But: while some acts are defined by changing things up every release, many / most do have a “sound,” and that can be the curse – the sound is what draws people to you, and so providing that, while still allowing oneself room to grow, is surely a difficult balance. To that extent, I think we’ve seen Chevelle’s still Tool-influenced groove metal offer a few different takes on that, with some more experimental / indie leanings on Sci-Fi Crimes and La Gargola; a slicker, pop polish on Hats Off to the Bull; and a very dark and heavy take on North Corridor. I’ll give it to Pete: NIRATIAS does push the sound elsewhere, really going in to some un-Chevelle like territory in the album’s last 1/4th or so. And prior to that… arena rock? I guess that’s the way we’re going to try to shake off any nu-metal comparisons?
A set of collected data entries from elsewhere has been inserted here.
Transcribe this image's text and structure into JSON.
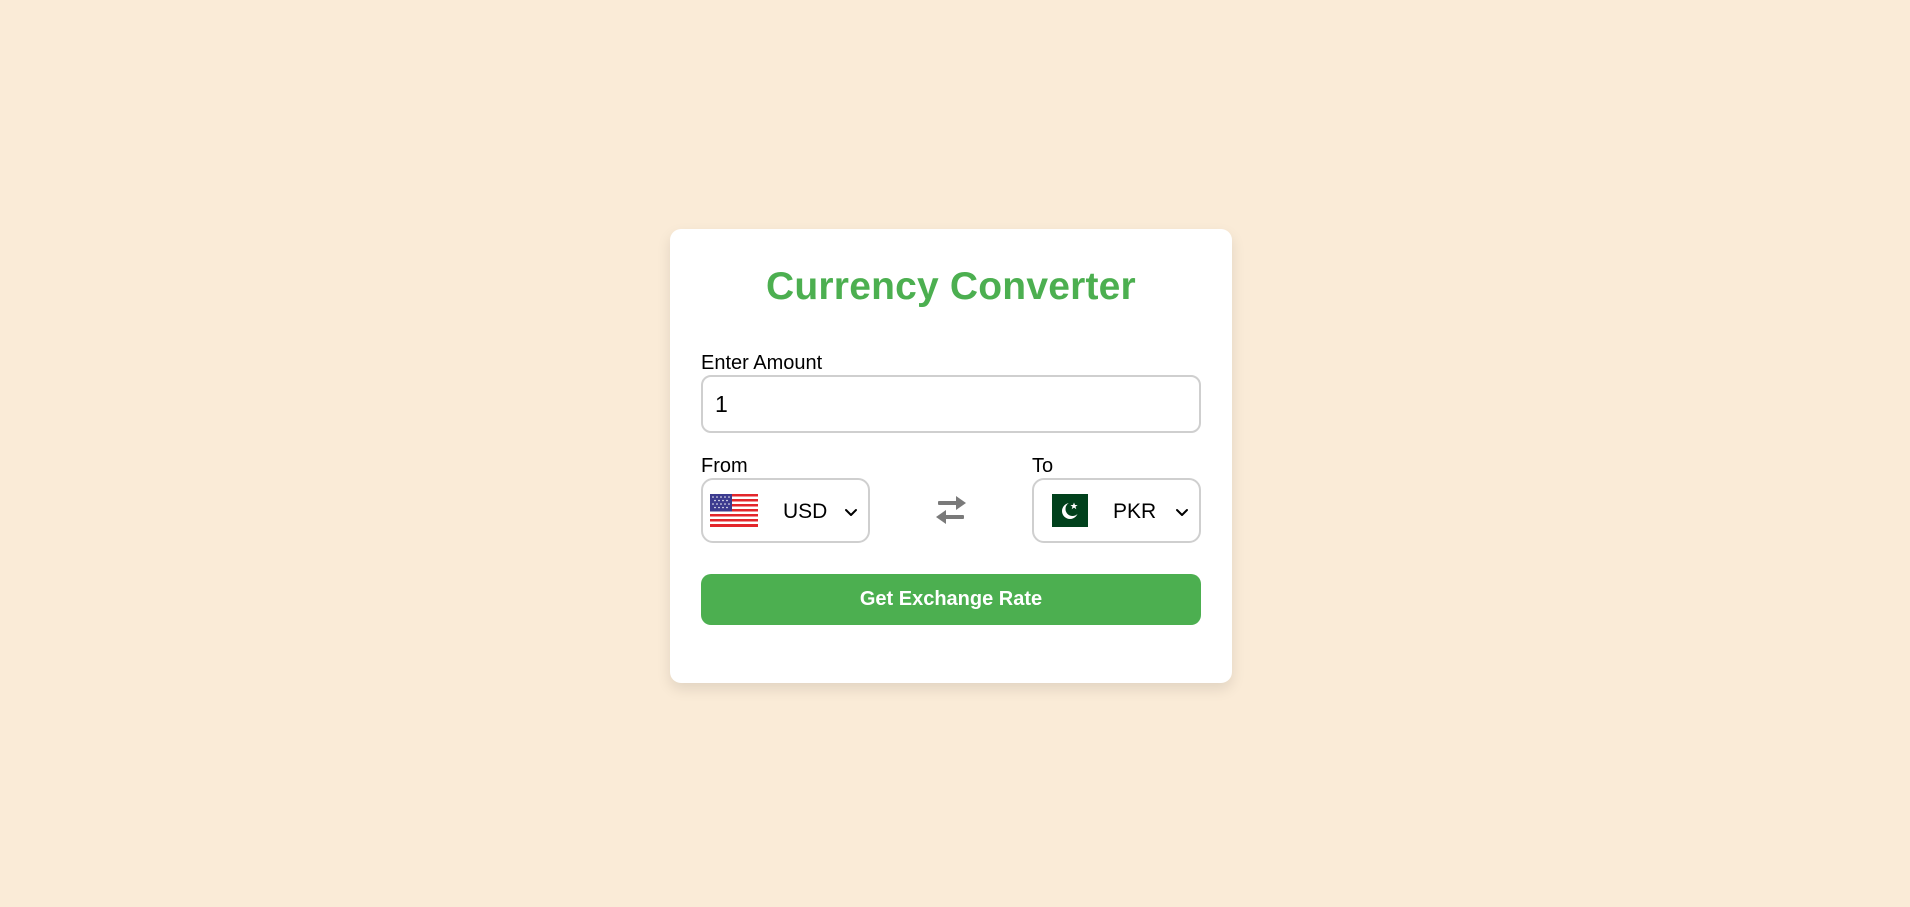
{
  "app": {
    "title": "Currency Converter"
  },
  "amount": {
    "label": "Enter Amount",
    "value": "1"
  },
  "from": {
    "label": "From",
    "currency": "USD",
    "flag": "us-flag-icon"
  },
  "to": {
    "label": "To",
    "currency": "PKR",
    "flag": "pk-flag-icon"
  },
  "swap": {
    "icon": "swap-arrows-icon"
  },
  "action": {
    "button_label": "Get Exchange Rate"
  },
  "colors": {
    "background": "#faebd7",
    "accent": "#4caf50",
    "card": "#ffffff",
    "swap_icon": "#7a7a7a"
  }
}
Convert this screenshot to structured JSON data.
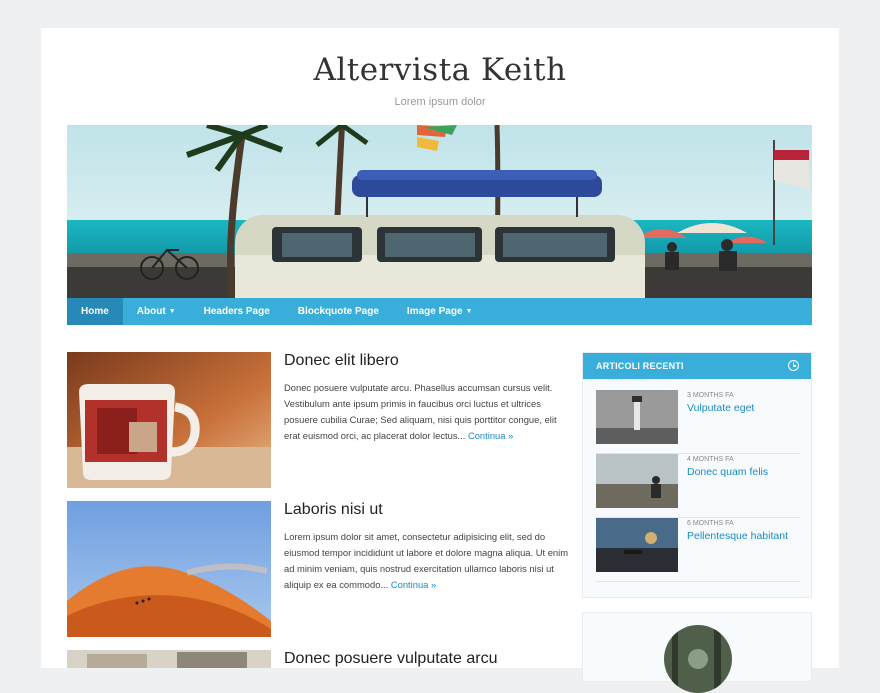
{
  "site": {
    "title": "Altervista Keith",
    "description": "Lorem ipsum dolor"
  },
  "nav": {
    "items": [
      {
        "label": "Home",
        "active": true
      },
      {
        "label": "About",
        "has_submenu": true
      },
      {
        "label": "Headers Page"
      },
      {
        "label": "Blockquote Page"
      },
      {
        "label": "Image Page",
        "has_submenu": true
      }
    ]
  },
  "posts": [
    {
      "title": "Donec elit libero",
      "excerpt": "Donec posuere vulputate arcu. Phasellus accumsan cursus velit. Vestibulum ante ipsum primis in faucibus orci luctus et ultrices posuere cubilia Curae; Sed aliquam, nisi quis porttitor congue, elit erat euismod orci, ac placerat dolor lectus...",
      "more": "Continua »"
    },
    {
      "title": "Laboris nisi ut",
      "excerpt": "Lorem ipsum dolor sit amet, consectetur adipisicing elit, sed do eiusmod tempor incididunt ut labore et dolore magna aliqua. Ut enim ad minim veniam, quis nostrud exercitation ullamco laboris nisi ut aliquip ex ea commodo...",
      "more": "Continua »"
    },
    {
      "title": "Donec posuere vulputate arcu",
      "excerpt": "",
      "more": ""
    }
  ],
  "sidebar": {
    "recent_title": "ARTICOLI RECENTI",
    "recent": [
      {
        "meta": "3 MONTHS FA",
        "title": "Vulputate eget"
      },
      {
        "meta": "4 MONTHS FA",
        "title": "Donec quam felis"
      },
      {
        "meta": "6 MONTHS FA",
        "title": "Pellentesque habitant"
      }
    ]
  },
  "colors": {
    "accent": "#3aaedb",
    "accent_dark": "#2689b8",
    "link": "#1a8bc4"
  }
}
That’s more damning than it sounds, at least to those of us who might be critical of such a tag. NIRATIAS starts off in very familiar territory, though I do think one can tell we’ve lost a bassist, now filled in by multi-multi instrumentalist Pete – opening tracks hit on a classic Chevelle groove, but it doesn’t necessarily feel like it grinds as deeply as it has on our recent releases. But the hooks are there, and I dig that we open with an instrumental track, as that calls back to Point #1 days. Followup So Long, Mother Earth even has a soaring of range that calls back to one of my favorite Chevelle tracks – Still Running – making this song an addition to an all-time playlist.
It’s with the interstitial Sleep the Deep that we’re signaled of a shift towards a more “refined” sound; a couple songs later, Piistol Star is very cleaned up, and I hear notes of other headlining grunge / metal acts floating through – Bush, Deftones – that maybe weren’t immediate sounds-like groups in the past. Calling this arena rock is being a little dismissive, but I suppose I’m hearing Pete trying to open up the sound a bit, whereas I liked how the last few albums were actually zeroing in on something very, very specific to Chevelle. These are good songs, absolutely, just pulling their punch a bit.
The last quarter of the album admittedly loses me a bit, going very much into the Deftones thing with Remember When, and otherwise focusing on the softer side of Chevelle – y’know, like when every album had to have that one acoustic track, but now x 4. But I guess this fits with NIRATIAS being more of a concept disc, and having sequencing that aligns with telling a story.
Whatever the ultimate goal, I hope Pete feels like it was achieved. NIRATIAS might not be my favorite Chevelle album, I still enjoyed it, and there’s absolutely evidence here that there’s a lot left to be explored from the songwriter, whether under the same band name or as some other project.